David James wrote:
Having now looked at an 'Object Pascal Language Guide' that came with a copy of Borland Delphi for Windows, I'm not convinced that class is being handled in the Delphi manner. This Guide says "Unlike other types, a class type can be declared only in a type declaration part in the outermost scope of a program or unit. Therefore, a class type can't be declared in a variable declaration part or within a procedure, function, or method block."

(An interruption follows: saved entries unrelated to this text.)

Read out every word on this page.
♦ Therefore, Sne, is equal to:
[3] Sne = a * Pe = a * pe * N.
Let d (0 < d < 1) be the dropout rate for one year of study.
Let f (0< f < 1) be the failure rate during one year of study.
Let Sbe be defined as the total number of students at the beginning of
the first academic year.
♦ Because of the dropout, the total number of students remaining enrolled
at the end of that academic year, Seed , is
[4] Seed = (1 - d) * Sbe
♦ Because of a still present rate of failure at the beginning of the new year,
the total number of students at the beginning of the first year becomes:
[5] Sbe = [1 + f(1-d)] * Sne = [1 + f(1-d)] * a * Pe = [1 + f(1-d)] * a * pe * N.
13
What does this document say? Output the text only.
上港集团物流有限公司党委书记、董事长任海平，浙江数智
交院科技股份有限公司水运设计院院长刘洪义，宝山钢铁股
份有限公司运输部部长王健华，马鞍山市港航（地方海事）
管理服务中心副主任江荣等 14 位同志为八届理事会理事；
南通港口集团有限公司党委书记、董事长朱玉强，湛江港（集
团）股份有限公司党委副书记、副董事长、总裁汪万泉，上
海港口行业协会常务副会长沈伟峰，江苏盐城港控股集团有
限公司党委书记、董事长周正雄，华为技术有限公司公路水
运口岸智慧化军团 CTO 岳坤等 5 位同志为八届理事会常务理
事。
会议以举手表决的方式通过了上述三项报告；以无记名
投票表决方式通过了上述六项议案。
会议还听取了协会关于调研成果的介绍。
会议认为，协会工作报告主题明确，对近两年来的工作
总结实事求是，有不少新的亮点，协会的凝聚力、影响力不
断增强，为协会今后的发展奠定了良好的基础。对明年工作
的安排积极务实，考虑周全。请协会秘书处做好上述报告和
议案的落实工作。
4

So an example similar to the example I posted last night:
program test_class(input,output);
type tcomp=packed record name:string[80]; class:1..15; end; var comp:tcomp;
begin end.
should fail.
However, I think the following example:
program test_class2(input,output);
procedure proc; type tcomp=packed record name:string[80]; class:1..15; end; var comp:tcomp;
begin end;
begin proc; end.
should compile (and it doesn't).
I suppose that, while class declarations are allowed only globally in the outermost scope, `class' is a reserved word throughout. That's what the Chief said Delphi does, and what I know TP does with `object'.
We could try to make `class' conditionally reserved only in the outermost scope, but I don't know how hard this would be (Peter?), and it wouldn't solve the issue completely. So I think I'd prefer `disable-keyword' as well...
I think the "news" section of the first part of the manual should document the introduction of class as a conditionally reserved word.
I'm a little surprised. According my old copy of the 19990118 sources, `class' was already conditionally reserved there. But anywaym I will document it, as well as `attribute' and `published' which have become (conditional) keywords since that version AFAICT. If there are more keywords I should mention, let me know.